AI WEIWEI ORIGINAL. "Iron Tree," a large iron sculpture by Chinese artist and activist Ai Weiwei, is seen in Grand Rapids, Michigan. The sculpture, which was designed to prompt thoughts about how different people and cultures come together, has been acquired by the Frederik Meijer Gardens & Sculpture Park in western Michigan, according to the organization. (AP Photo/Frederik Meijer Gardens & Sculpture Park, Dean Van Dis)

From The Asian Reporter, V25, #05 (March 2, 2015), page 8.

Meijer Gardens adds sculpture by artist-activist Ai Weiwei

By David Runk

The Associated Press

DETROIT — A large iron sculpture by Chinese artist and activist Ai Weiwei that’s designed to prompt thoughts about how different people and cultures come together has been acquired by the Frederik Meijer Gardens & Sculpture Park in western Michigan, according to the organization.
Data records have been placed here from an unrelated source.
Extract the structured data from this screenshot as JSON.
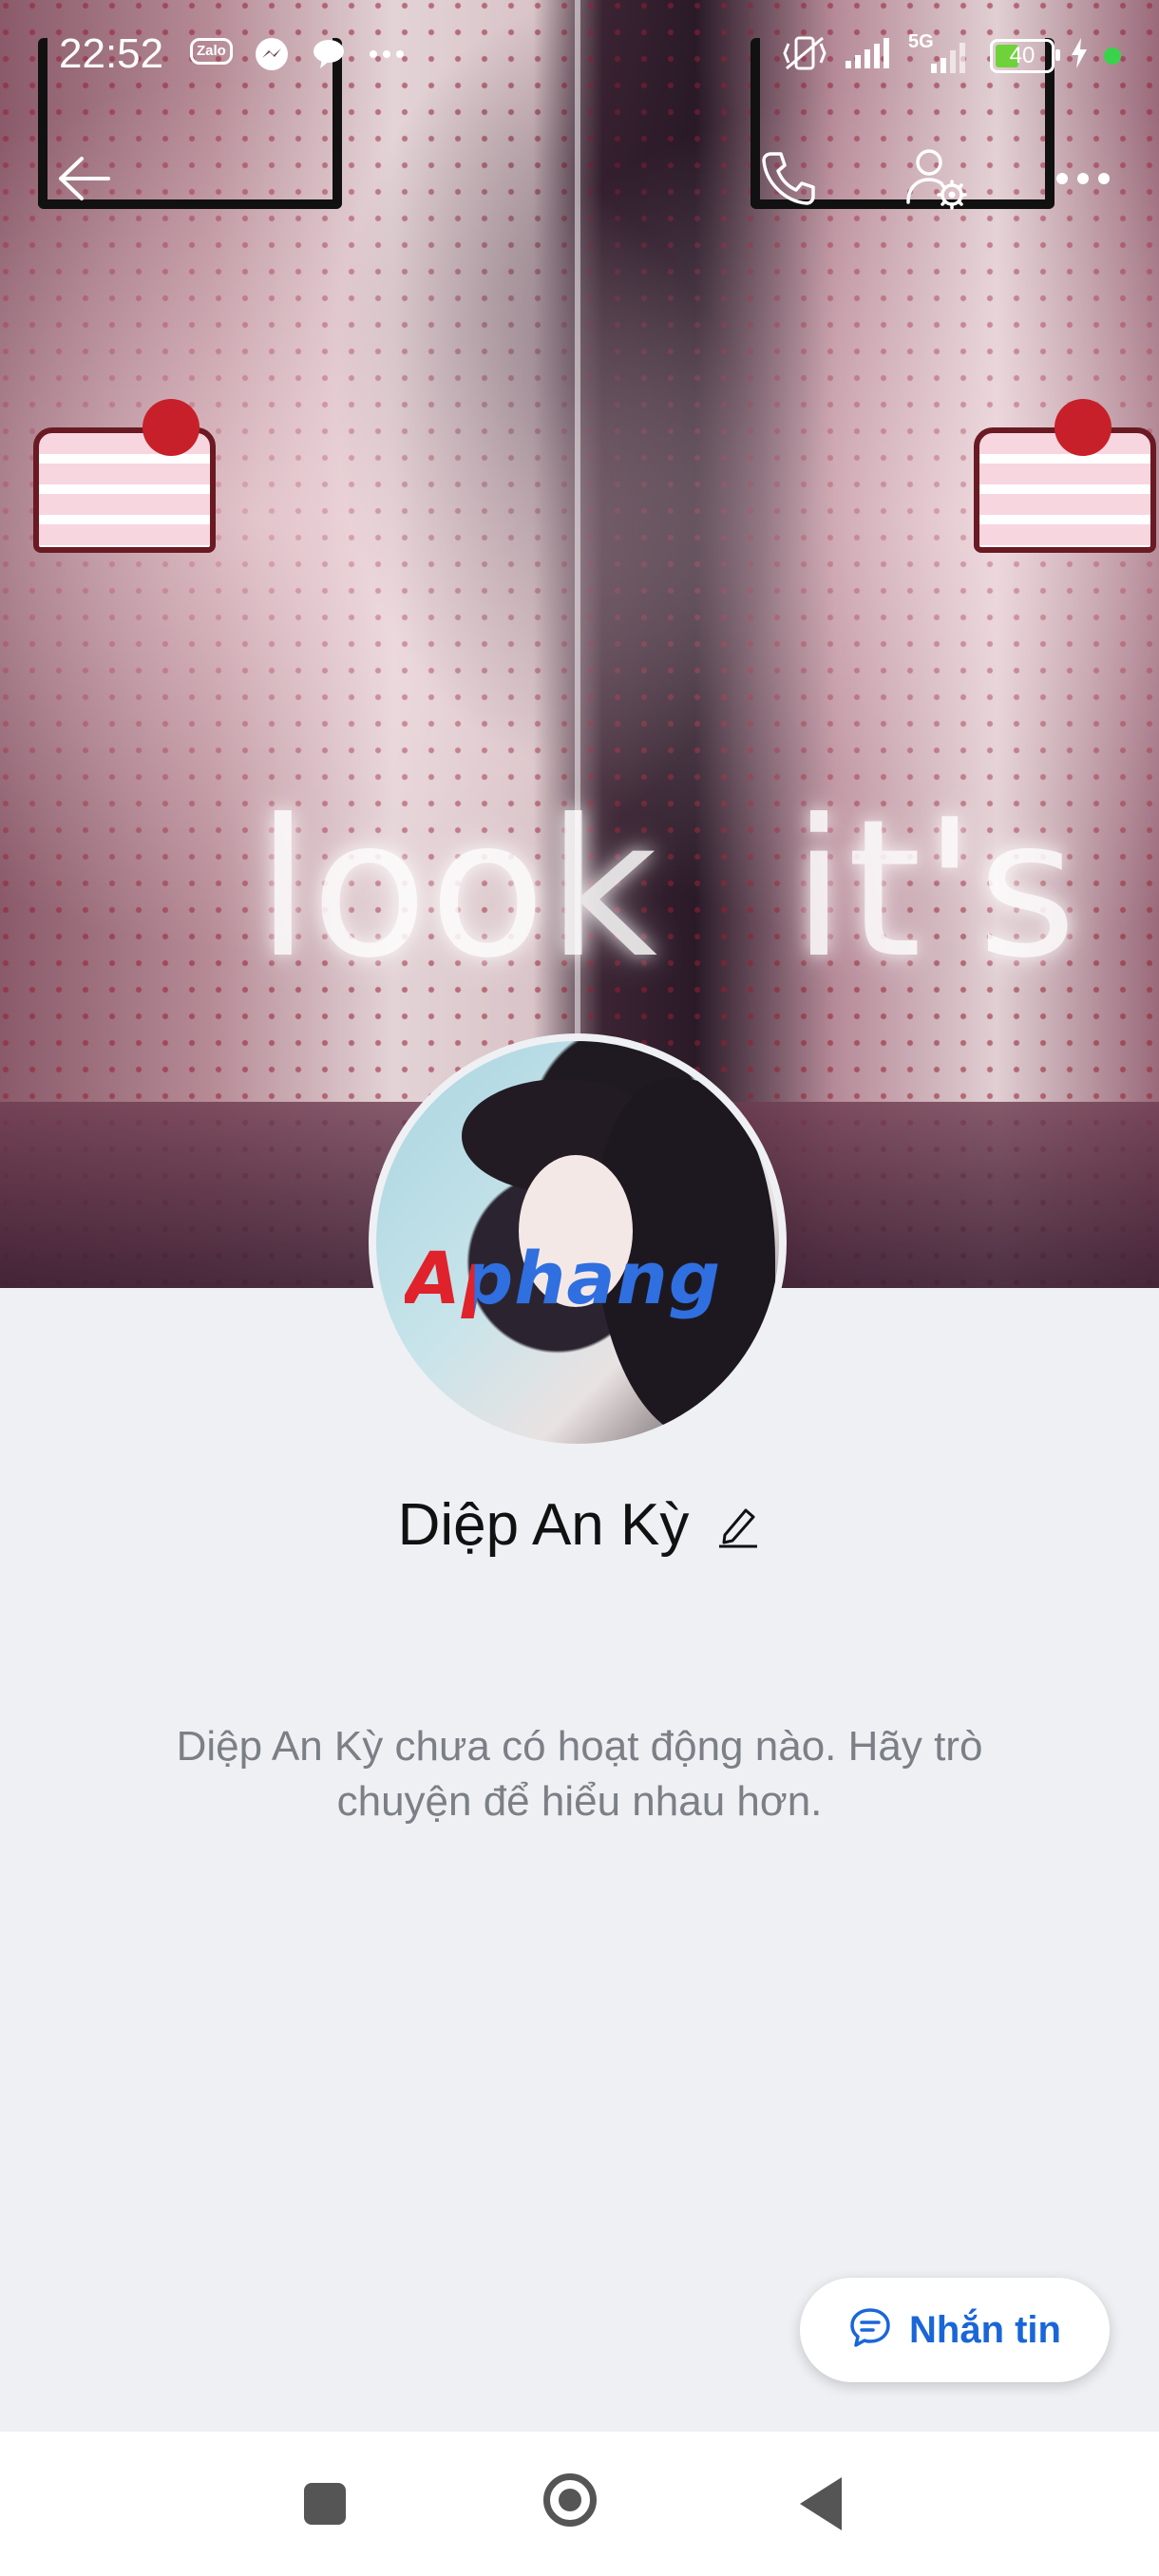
{
  "status_bar": {
    "time": "22:52",
    "notification_icons": [
      "zalo-icon",
      "messenger-icon",
      "chat-bubble-icon",
      "more-dots-icon"
    ],
    "zalo_label": "Zalo",
    "network": "5G",
    "battery_level": "40",
    "right_icons": [
      "mute-vibrate-icon",
      "signal-icon",
      "signal-5g-icon",
      "battery-icon",
      "charging-icon",
      "green-dot-icon"
    ]
  },
  "topbar": {
    "icons": [
      "back-arrow-icon",
      "phone-icon",
      "user-settings-icon",
      "more-options-icon"
    ]
  },
  "cover": {
    "overlay_text_1": "look",
    "overlay_text_2": "it's"
  },
  "avatar": {
    "watermark": "Aphang"
  },
  "profile": {
    "name": "Diệp An Kỳ",
    "empty_message": "Diệp An Kỳ chưa có hoạt động nào. Hãy trò chuyện để hiểu nhau hơn."
  },
  "actions": {
    "message_label": "Nhắn tin"
  },
  "navbar": {
    "icons": [
      "recents-square-icon",
      "home-circle-icon",
      "back-triangle-icon"
    ]
  },
  "colors": {
    "accent": "#1a66d8",
    "background": "#eef0f4",
    "name_text": "#111111",
    "muted_text": "#7b7f86"
  }
}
Made of 99 iron pieces, the reddish sculpture called "Iron Tree" looks like a tree without leaves, but oversize stainless steel bolts that hold it together give it a mechanical, somewhat awkward appearance. A mold for each piece was made from branches and other wood the artist found being sold in southern China, said Joseph Becherer, vice president and chief curator at Meijer Gardens.

"Before there was an ‘Iron Tree’ there was a wooden tree and each piece of wood was from a different tree," Becherer said in a telephone interview.

Ai, a sculptor, author, and installation artist whose work is well-known internationally, isn’t allowed to travel outside of China. He spent nearly three months in prison in China in 2011 and last year directed the transformation of the former island prison of Alcatraz into a tribute to the world’s political prisoners. With "Iron Tree," Becherer said the more than 22-foot-tall sculpture’s size and detail help make it compelling.

"From a distance it registers as a tree, but when you get up close you realize that it’s composed of all these different parts," Becherer said.

Meijer Gardens worked with Ai and his Beijing studio and foundry to bring the sculpture to Grand Rapids, and Becherer said the organization consulted closely with him on how to display the sculpture and landscape the site. The acquisition was supported by Fred and Lena Meijer.

A dedication ceremony is scheduled for April 20 as part of events marking the 20th anniversary of Meijer Gardens. Following that, Becherer plans a lecture about Ai.

The acquisition and dedication are part of a series of events planned this year at the gardens and sculpture park.

"Splendors of Shiga: Treasures from Japan" is on display ahead of the June opening of a new Japanese garden. The exhibit features more than 75 works of art, most of which have never been displayed outside Japan. The Richard & Helen DeVos Japanese Garden is a $22-million project that includes Zen-style moss and bonsai gardens as well as bridges, waterfalls, and a tea house.